Minutos más tarde nos encontramos tomando un pote en la cantina de la estación sin haber pasado antes ninguno de los dos por el retrete. Varios grupos de viajeros nos imitan, abarrotándose el reducido local en cuestión de minutos.
– De la catenaria o así disen que ha sido – comenta en su corrillo un talludo gordinflón tocado con negra boina.
– Y, ¿quién es esa pues? – pregunta junto a aquél un desinformado de prominente nariz y poderoso pescuezo.
– No sé qué de la vía – responde el cantinero, mediando en la conversación, dando con ello también la impresión de no andar demasiado enterado. – El martes pasado le ocurrió lo mismo al que venía de Ortuella y en diez minutos estaba andando – concluye su intervención el arrendatario del negocio, abrigando esperanzas de una pronta solución, a fin de que desistan los clientes de ir a coger el autobús y permanezcan consumiendo.
– Saca otros dos – dice Antonio dirigiéndose al deshonesto tabernero, invitándole a que vuelva a llenar nuestros vacíos vasos.

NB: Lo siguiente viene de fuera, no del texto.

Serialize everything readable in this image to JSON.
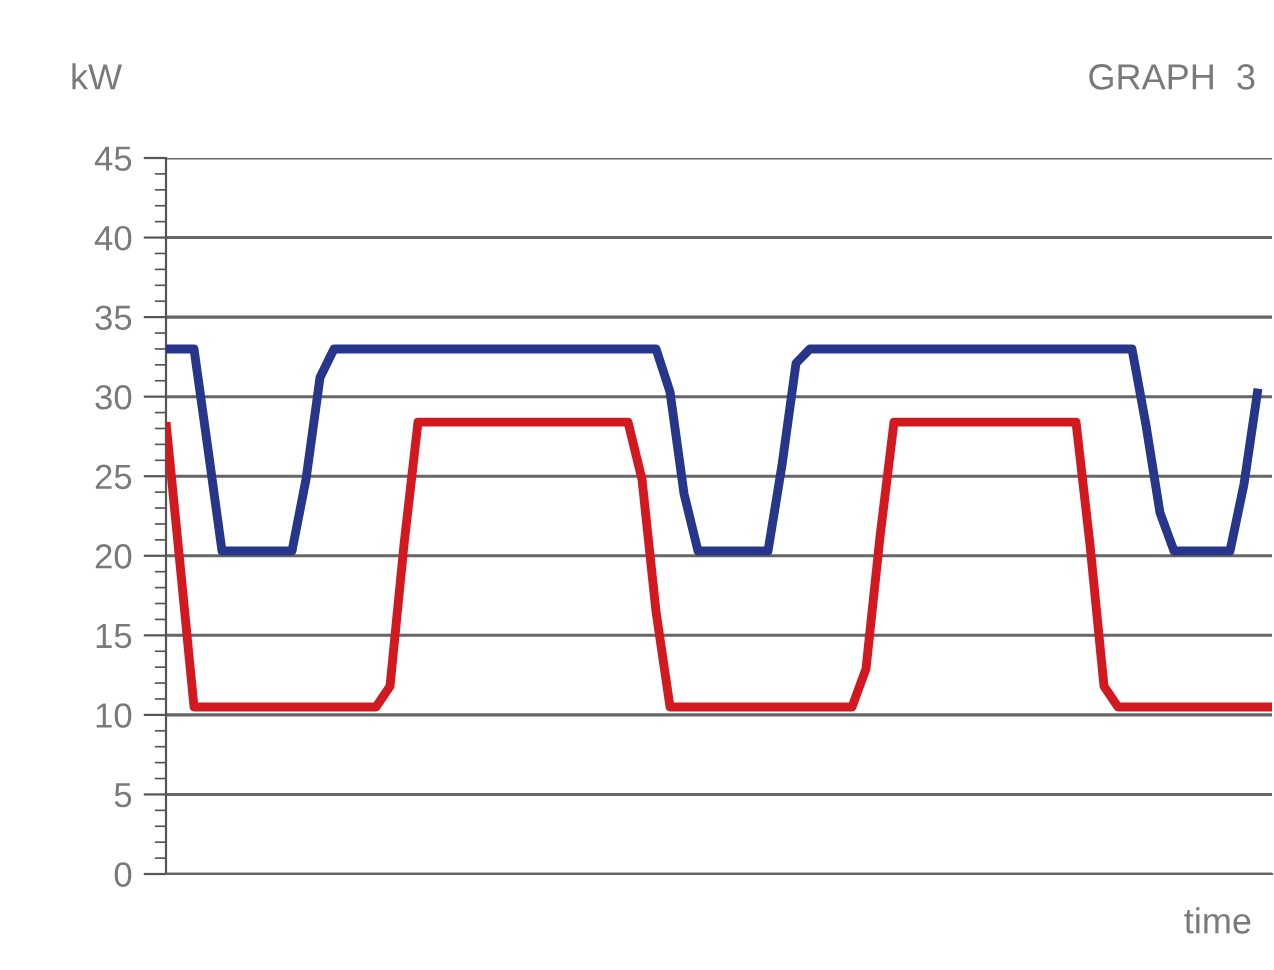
{
  "chart_data": {
    "type": "line",
    "title": "GRAPH  3",
    "ylabel": "kW",
    "xlabel": "time",
    "categories": [
      null,
      null,
      null,
      null,
      null,
      null,
      null,
      null,
      null,
      null,
      null,
      null,
      null,
      null,
      null,
      null,
      null,
      null,
      null,
      null,
      null,
      null,
      null,
      null,
      null,
      null,
      null,
      null,
      null,
      null,
      null,
      null,
      null,
      null,
      null,
      null,
      null,
      null,
      null,
      null,
      null,
      null,
      null,
      null,
      null,
      null,
      null,
      null,
      null,
      null,
      null,
      null,
      null,
      null,
      null,
      null,
      null,
      null,
      null,
      null,
      null,
      null,
      null,
      null,
      null,
      null,
      null,
      null,
      null,
      null,
      null,
      null,
      null,
      null,
      null,
      null,
      null,
      null,
      null,
      null
    ],
    "series": [
      {
        "color": "#27358a",
        "values": [
          33,
          33,
          33,
          26.7,
          20.3,
          20.3,
          20.3,
          20.3,
          20.3,
          20.3,
          24.8,
          31.2,
          33,
          33,
          33,
          33,
          33,
          33,
          33,
          33,
          33,
          33,
          33,
          33,
          33,
          33,
          33,
          33,
          33,
          33,
          33,
          33,
          33,
          33,
          33,
          33,
          30.3,
          23.9,
          20.3,
          20.3,
          20.3,
          20.3,
          20.3,
          20.3,
          25.7,
          32.1,
          33,
          33,
          33,
          33,
          33,
          33,
          33,
          33,
          33,
          33,
          33,
          33,
          33,
          33,
          33,
          33,
          33,
          33,
          33,
          33,
          33,
          33,
          33,
          33,
          28.2,
          22.7,
          20.3,
          20.3,
          20.3,
          20.3,
          20.3,
          24.5,
          30.5,
          null
        ]
      },
      {
        "color": "#d21920",
        "values": [
          28.4,
          19.5,
          10.5,
          10.5,
          10.5,
          10.5,
          10.5,
          10.5,
          10.5,
          10.5,
          10.5,
          10.5,
          10.5,
          10.5,
          10.5,
          10.5,
          11.8,
          20.7,
          28.4,
          28.4,
          28.4,
          28.4,
          28.4,
          28.4,
          28.4,
          28.4,
          28.4,
          28.4,
          28.4,
          28.4,
          28.4,
          28.4,
          28.4,
          28.4,
          24.8,
          16.5,
          10.5,
          10.5,
          10.5,
          10.5,
          10.5,
          10.5,
          10.5,
          10.5,
          10.5,
          10.5,
          10.5,
          10.5,
          10.5,
          10.5,
          12.9,
          21.2,
          28.4,
          28.4,
          28.4,
          28.4,
          28.4,
          28.4,
          28.4,
          28.4,
          28.4,
          28.4,
          28.4,
          28.4,
          28.4,
          28.4,
          20.7,
          11.8,
          10.5,
          10.5,
          10.5,
          10.5,
          10.5,
          10.5,
          10.5,
          10.5,
          10.5,
          10.5,
          10.5,
          10.5
        ]
      }
    ],
    "ylim": [
      0,
      45
    ],
    "yticks": [
      0,
      5,
      10,
      15,
      20,
      25,
      30,
      35,
      40,
      45
    ],
    "grid": "y",
    "tick_labels": "y",
    "line_style": "solid"
  }
}
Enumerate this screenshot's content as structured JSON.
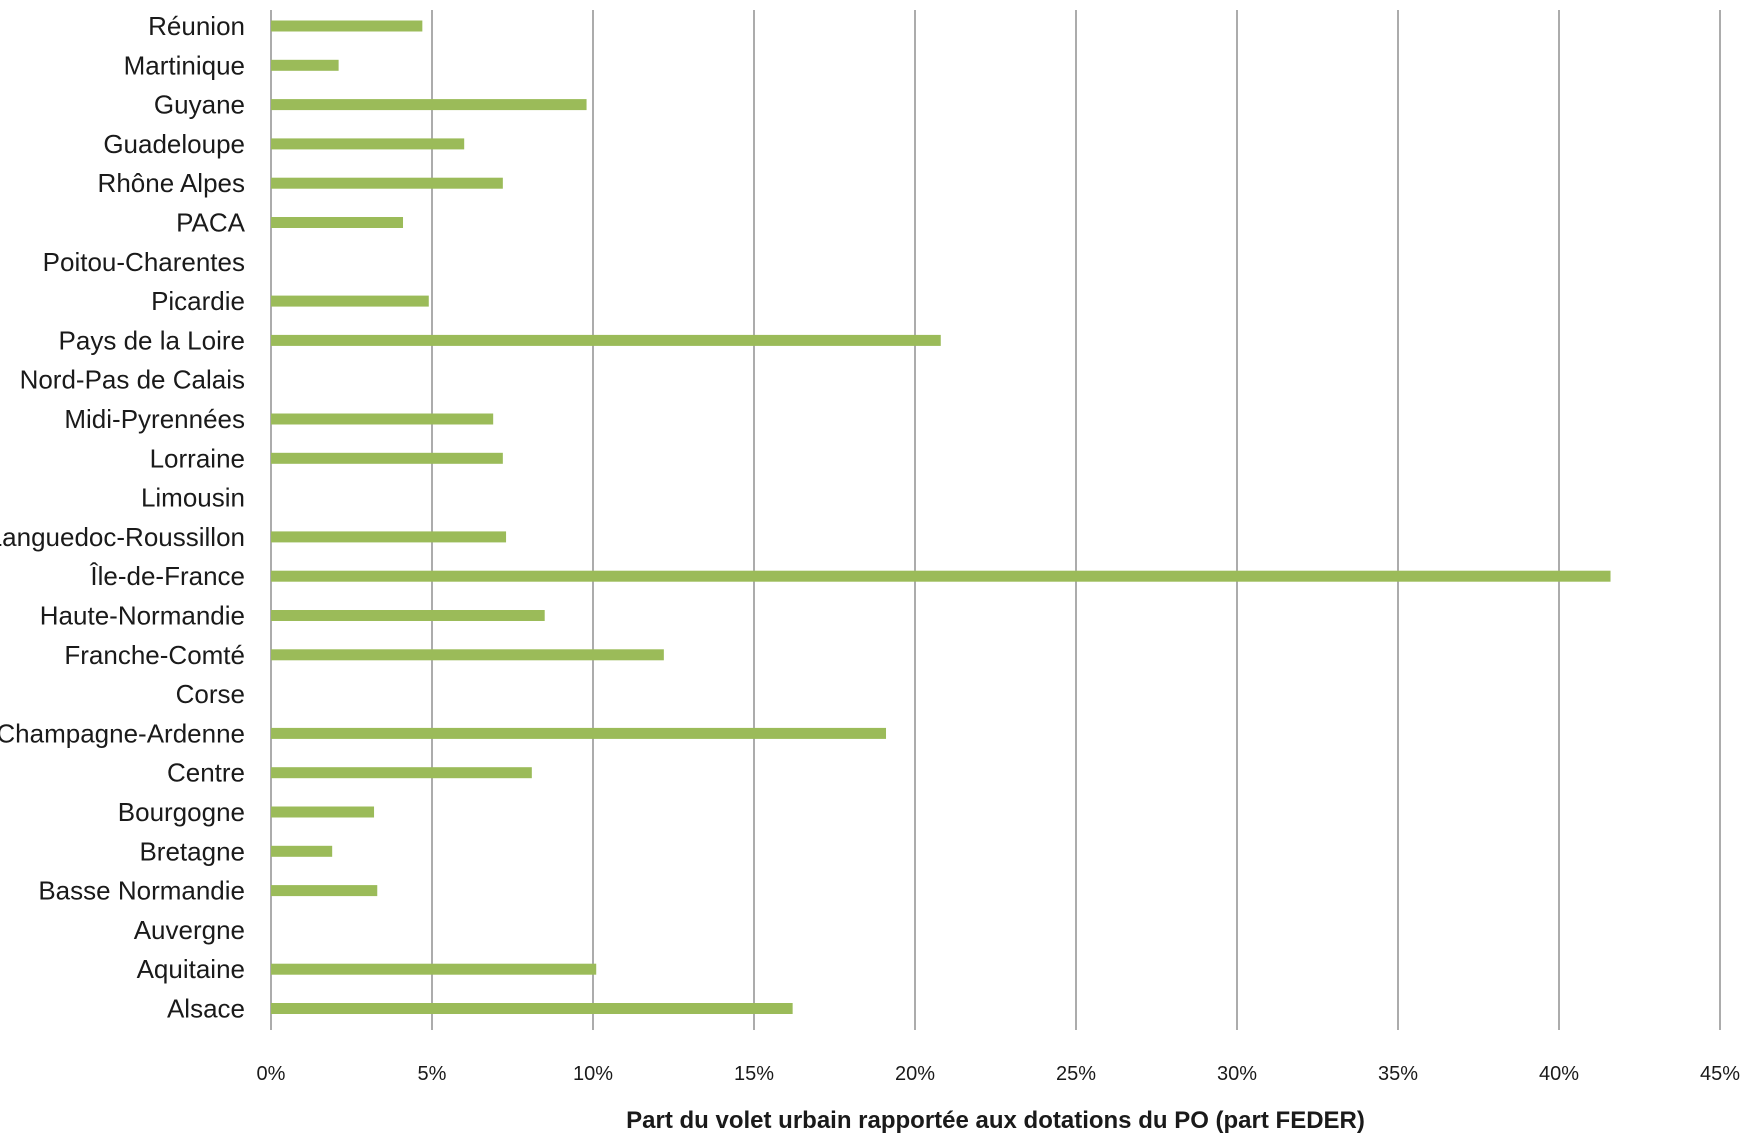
{
  "chart_data": {
    "type": "bar",
    "orientation": "horizontal",
    "categories": [
      "Réunion",
      "Martinique",
      "Guyane",
      "Guadeloupe",
      "Rhône Alpes",
      "PACA",
      "Poitou-Charentes",
      "Picardie",
      "Pays de la Loire",
      "Nord-Pas de Calais",
      "Midi-Pyrennées",
      "Lorraine",
      "Limousin",
      "Languedoc-Roussillon",
      "Île-de-France",
      "Haute-Normandie",
      "Franche-Comté",
      "Corse",
      "Champagne-Ardenne",
      "Centre",
      "Bourgogne",
      "Bretagne",
      "Basse Normandie",
      "Auvergne",
      "Aquitaine",
      "Alsace"
    ],
    "values": [
      4.7,
      2.1,
      9.8,
      6.0,
      7.2,
      4.1,
      0,
      4.9,
      20.8,
      0,
      6.9,
      7.2,
      0,
      7.3,
      41.6,
      8.5,
      12.2,
      0,
      19.1,
      8.1,
      3.2,
      1.9,
      3.3,
      0,
      10.1,
      16.2
    ],
    "xlabel": "Part du volet urbain rapportée aux dotations du PO (part FEDER)",
    "ylabel": "",
    "xlim": [
      0,
      45
    ],
    "xticks": [
      "0%",
      "5%",
      "10%",
      "15%",
      "20%",
      "25%",
      "30%",
      "35%",
      "40%",
      "45%"
    ],
    "grid": "vertical",
    "bar_color": "#9bbb59",
    "grid_color": "#808080"
  }
}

Media hora más tarde continúa la dichosa catenaria estropeada en tanto que los parroquianos, a base de vino, entretienen la espera de buen grado. Es el momento en que llega a nuestros oídos un repiqueteo de tacones que termina por detenerse al alcanzar la puerta de la cantina. Todos los ojos se vuelven a una hacia la entrada, descubriendo a las dos periquitas del tren que irrumpen en el local aproximándose al mostrador. Un silencio sepulcral se hace en el establecimiento cuando la rubia –quien, bien mirado, tiene dos cachas– insta al cantinero para que llame a un taxi.

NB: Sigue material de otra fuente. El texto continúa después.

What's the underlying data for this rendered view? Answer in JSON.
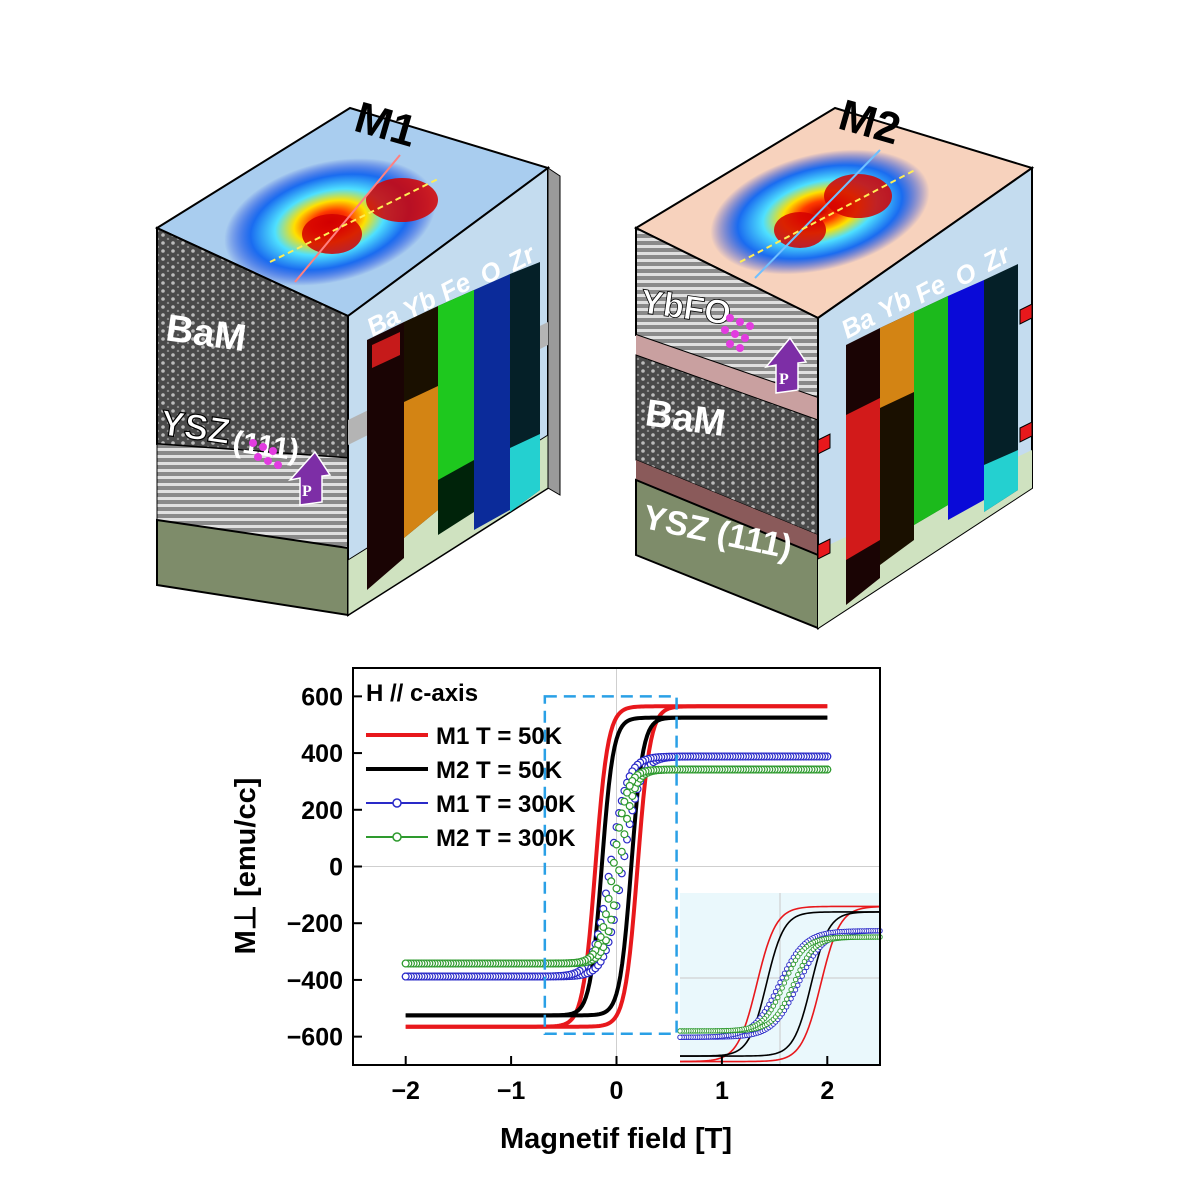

Máxima expectación entre los reunidos cuando anuncia el altavoz la inmediata partida del tren saliendo la totalidad de aquellos a la carrera. Corre el personal y jura el tabernero al darse cuenta de que algunos escapan sin haber satisfecho la consumición. Antonio y yo, cogidos por sorpresa no sabemos reaccionar, quedándonos a solas en el local con el cantinero y las pelanduscas quienes, ahora sí, nos miran provocativamente al tiempo que, en un gesto a todas luces premeditado, comienzan a desabrocharse con pícaras sonrisas reflejadas en sus rostros sus ceñidas gabardinas. Sin duda alguna nuestro viaje desde Santurce a Bilbao había concluido…
Mas no aventure su juicio el malicioso lector, pues si bien es cierto que aquella noche terminamos hartos de vino y en compañía de dos mujeres fue debido a que las periquitas continuaron viaje en el tren y nosotros cogimos el taxi que había pedido el cantinero, encontrándonos poco después en Portugalete con Begoña y Merche, ya de vuelta de la catequesis, en el bar de Patxi Arrieta.